2002 sonrası dönemde yerel ekonomik koşulların iyileşmesi ile beraber daha global bir finansal piyasa kavuşan ve yabancı yatırımları çeken Türkiye, bunun sonucu olarak çeşitli global krizlerden etkilenmiştir.
Bu krizlerin başında 2006 yılı Mayıs – Haziran aylarında yaşanan küresel dalgalanma gelmektedir. Bu dalgalanmadan en çok etkilene ülkeler arasında gelişen ekonomisi ile Türkiye’de yer almıştır. Amerika’nın köklü finans şirketlerin bilançolarında çok büyük düzeyde zarar belirtmeli ile başlayan banka hisselerindeki satış bütün dünyada etkisini hissettirdi.
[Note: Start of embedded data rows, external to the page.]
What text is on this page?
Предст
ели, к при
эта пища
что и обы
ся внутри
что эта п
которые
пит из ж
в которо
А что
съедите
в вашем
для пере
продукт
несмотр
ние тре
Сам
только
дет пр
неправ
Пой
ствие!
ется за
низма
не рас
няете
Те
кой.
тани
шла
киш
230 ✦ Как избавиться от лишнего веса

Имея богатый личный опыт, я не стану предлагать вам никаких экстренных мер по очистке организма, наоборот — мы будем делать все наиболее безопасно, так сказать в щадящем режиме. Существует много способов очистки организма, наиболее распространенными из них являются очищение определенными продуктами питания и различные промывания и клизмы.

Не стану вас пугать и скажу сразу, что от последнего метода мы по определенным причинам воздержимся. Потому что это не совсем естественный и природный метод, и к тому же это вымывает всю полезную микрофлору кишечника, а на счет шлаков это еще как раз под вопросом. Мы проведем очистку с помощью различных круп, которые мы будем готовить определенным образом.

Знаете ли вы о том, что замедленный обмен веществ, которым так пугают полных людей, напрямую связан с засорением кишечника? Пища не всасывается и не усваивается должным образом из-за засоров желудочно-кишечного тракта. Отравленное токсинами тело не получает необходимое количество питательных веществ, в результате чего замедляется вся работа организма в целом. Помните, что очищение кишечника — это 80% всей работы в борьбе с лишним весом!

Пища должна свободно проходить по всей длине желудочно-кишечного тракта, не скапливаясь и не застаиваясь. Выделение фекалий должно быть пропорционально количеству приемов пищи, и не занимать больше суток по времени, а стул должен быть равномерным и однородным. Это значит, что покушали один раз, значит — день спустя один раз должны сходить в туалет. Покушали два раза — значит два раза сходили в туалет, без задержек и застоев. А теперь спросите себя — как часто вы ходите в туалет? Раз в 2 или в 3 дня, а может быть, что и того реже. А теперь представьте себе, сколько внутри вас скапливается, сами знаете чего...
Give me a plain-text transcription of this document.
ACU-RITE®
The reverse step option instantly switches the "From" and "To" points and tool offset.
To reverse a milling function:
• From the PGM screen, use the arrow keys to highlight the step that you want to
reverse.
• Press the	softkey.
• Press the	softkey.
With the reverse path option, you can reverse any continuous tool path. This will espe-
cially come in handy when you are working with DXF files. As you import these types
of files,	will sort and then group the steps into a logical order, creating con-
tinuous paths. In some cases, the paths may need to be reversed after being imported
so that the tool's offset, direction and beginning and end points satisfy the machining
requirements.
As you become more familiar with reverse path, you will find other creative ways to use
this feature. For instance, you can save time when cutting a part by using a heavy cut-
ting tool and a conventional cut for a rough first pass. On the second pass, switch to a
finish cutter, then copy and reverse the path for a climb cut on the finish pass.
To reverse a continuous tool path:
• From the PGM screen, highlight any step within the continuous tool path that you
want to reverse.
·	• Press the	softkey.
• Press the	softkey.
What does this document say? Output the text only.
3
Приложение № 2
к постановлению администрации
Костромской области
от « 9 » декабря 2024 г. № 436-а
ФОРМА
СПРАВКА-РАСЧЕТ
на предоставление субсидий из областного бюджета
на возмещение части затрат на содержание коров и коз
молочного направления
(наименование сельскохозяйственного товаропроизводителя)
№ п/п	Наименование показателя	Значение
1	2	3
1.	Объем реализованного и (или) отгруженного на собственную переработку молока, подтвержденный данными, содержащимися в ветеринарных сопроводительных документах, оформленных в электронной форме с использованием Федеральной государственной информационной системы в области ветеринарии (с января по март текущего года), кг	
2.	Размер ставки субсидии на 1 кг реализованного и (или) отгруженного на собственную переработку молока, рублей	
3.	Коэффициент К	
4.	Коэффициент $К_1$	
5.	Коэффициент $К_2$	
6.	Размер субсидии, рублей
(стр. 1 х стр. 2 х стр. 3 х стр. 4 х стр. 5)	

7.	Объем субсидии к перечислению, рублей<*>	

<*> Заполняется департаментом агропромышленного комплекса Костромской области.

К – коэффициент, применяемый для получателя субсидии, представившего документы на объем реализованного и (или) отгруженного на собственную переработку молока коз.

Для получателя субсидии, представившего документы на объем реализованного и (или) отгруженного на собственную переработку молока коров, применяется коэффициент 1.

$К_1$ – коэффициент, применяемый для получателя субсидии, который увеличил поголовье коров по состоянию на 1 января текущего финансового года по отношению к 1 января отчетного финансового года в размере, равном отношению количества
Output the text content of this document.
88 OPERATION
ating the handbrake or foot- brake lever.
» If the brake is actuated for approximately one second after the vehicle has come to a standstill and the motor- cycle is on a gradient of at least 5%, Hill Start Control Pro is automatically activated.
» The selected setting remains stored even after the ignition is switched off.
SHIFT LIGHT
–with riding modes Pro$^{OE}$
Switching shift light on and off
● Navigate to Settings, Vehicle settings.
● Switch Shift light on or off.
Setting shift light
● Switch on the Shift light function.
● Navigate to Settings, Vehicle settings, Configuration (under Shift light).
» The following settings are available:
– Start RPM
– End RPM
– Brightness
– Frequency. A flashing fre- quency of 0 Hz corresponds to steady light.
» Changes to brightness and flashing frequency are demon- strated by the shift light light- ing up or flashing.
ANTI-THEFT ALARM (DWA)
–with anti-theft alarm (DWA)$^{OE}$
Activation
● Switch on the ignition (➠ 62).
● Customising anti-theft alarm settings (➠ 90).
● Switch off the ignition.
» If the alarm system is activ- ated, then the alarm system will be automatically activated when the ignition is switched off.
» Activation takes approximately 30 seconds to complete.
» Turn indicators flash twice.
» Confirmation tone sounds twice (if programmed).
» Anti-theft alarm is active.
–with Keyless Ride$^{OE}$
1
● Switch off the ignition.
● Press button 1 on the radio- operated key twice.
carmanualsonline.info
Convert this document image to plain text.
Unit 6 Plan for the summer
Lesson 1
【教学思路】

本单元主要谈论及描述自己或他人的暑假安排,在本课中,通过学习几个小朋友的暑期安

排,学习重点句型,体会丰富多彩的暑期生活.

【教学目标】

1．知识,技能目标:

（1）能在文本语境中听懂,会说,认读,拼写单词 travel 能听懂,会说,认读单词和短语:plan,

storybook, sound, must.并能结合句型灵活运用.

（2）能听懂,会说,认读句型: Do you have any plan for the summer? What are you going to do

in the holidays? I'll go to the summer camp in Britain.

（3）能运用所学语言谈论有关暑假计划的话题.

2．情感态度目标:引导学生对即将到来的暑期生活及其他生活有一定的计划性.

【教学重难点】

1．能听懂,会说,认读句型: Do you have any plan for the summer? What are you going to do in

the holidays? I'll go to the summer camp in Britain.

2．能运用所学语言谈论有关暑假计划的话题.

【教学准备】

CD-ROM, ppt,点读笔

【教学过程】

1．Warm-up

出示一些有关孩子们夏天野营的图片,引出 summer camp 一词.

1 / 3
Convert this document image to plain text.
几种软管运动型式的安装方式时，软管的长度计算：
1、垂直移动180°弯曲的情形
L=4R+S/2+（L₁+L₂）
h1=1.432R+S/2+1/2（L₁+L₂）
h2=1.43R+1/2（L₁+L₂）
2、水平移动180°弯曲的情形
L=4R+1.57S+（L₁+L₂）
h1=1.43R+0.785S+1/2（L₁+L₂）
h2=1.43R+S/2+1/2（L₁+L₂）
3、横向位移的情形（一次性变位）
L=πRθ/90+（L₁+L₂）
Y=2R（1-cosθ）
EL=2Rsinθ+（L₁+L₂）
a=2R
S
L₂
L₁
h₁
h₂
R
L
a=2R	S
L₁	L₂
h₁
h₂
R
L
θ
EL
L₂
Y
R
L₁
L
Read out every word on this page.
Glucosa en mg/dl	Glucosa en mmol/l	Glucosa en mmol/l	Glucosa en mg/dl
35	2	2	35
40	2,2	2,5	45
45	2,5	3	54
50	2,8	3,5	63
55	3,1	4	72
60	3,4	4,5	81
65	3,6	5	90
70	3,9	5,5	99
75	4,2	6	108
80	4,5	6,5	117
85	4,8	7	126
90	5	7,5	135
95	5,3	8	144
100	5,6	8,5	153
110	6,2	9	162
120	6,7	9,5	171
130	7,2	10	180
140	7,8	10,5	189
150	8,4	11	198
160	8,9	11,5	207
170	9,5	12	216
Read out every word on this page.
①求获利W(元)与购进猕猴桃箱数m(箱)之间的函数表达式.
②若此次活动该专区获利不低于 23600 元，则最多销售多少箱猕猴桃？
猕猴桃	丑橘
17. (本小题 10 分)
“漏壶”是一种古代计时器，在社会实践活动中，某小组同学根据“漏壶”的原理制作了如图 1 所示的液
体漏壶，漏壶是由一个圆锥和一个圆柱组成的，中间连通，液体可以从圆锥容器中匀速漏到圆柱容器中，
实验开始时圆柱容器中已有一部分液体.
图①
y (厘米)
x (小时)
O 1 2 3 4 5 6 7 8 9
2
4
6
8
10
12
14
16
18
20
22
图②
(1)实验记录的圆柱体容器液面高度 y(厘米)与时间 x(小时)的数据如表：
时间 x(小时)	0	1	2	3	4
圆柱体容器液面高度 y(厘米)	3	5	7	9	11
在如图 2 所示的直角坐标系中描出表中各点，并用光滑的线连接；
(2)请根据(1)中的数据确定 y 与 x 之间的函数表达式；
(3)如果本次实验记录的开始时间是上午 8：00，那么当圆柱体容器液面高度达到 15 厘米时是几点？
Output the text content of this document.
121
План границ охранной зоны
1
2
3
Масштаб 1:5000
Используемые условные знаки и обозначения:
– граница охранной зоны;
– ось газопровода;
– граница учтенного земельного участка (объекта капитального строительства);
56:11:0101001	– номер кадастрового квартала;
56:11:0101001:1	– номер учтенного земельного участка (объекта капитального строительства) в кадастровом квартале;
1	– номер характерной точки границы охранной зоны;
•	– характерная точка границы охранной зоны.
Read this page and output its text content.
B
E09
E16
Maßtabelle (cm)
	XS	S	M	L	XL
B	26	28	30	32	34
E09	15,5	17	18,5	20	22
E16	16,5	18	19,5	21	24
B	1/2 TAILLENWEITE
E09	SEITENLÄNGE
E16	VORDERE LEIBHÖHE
Çok uzun sürmeyen çalkantılı dönemde, yabancı yatırımcının hisse senedi yatırımından çıkması İMKB endeksini düşürüp dolar kurunu artırıcı etki yaptı. Düşüşten kısa süre sonra yabancı alımları ile yükselme sürdü ve dolar düşüş eğilimine girdi.
2008 yılına gelindiğinde ABD konut piyasasıyla ilgili krizin dünya çapında büyüyor olması piyasaların tamamına olumsuz yansıdı. ABD, Avrupa ve Asya borsalarında yaşanan sert düşüşler İMKB'yi de olumsuz etkiledi. Bir yıl içinde İMKB 55000 ‘den, 25000’e kadar düştü. Kriz Amerika kaynaklı olduğu için krizin ilk zamanları dolar kurunda önemli bir artış görülmedi fakat krizin son zamanında 1,18 olan USDTRY 1,78’e kadar çıktı. Bu dönem sonunda bakıldığında İKMB %50 oranında değer yitirirken dolar kurunun da %50 oranında değer kazandığı gözükmektedir.
Dönemin son krizi halen yaşamakta olduğumuz, 2010 yılında AB ülkelerin ufak bir kısmında başlayıp 2011 yılında neredeyse geneline yayılan borç krizidir. Bu kriz dönemimde de önceki global krizlerde olduğu gibi İMKB değer kaybederken, Türk Lirası da diğer ülke para birimleri karşısında değer yitirmiştir.
Sonuç
Faiz oranlarındaki değişme ilk etkisini pariteler üzerinde göstermektedir. Bu noktada pariteleri etkileyen tek unsurun faiz olduğunu söylemek hatalı olacaktır. Faiz dışında, faiz kadar etkili olmayan ve dikkate almadığımız; büyüme oranları, para arz miktarı, bütçe dengesi, sanayi üretim endeksi, döviz kuru sepeti, vade riski, ithalat, ihracat, emtia ve maden fiyatları, işsizlik maaşları, konut inşaatları ve izinleri, işsizlik oranları, önemli görevlerdeki kişileri yaptıkları açıklamalar ve benzeri birçok değişken döviz kuru üzerinde etkili olmaktadır.
Döviz kurunda meydana gelen değişmelerde doğrudan mal piyasasında işlem yapan şirketleri etkilemektedir. Yapılan ithalat ve ihracat düzeyleri döviz kurlarından büyük ölçüde etkilenmektedir. Şirketlerin borsada işlem gören hisseleri de bu değişimden etkilenerek İMKB endekslerinde değişime neden olmaktadır. Bunun yanında şirket değerlerini değişmesinde paranın zaman değerinden dolayı faiz oranlarında önemli bir yere sahiptir. Kurumsal yatırım kararları da keza faiz oranlarına göre verilmekte ve karlılık üzerinde etkili olmaktadır. Yatırımcı da hisse senedine yatırım yapmadan önce faiz oranlarıyla getiri karşılaştırması yapmaktadır.
Şirketlerde yarattıkları katma değer ile ve emek sahiplerine ödedikleri ücretler ile ekonomide parasal döngüyü sağlamakta ve bu yolla dolaylı olarak faiz oranları üzerinde etkide bulunmaktadır. Bunun yanında para piyasalarından yaptıkları işlem neticesinde de doğrudan faiz oranları üzerinde etkili olmaktadır.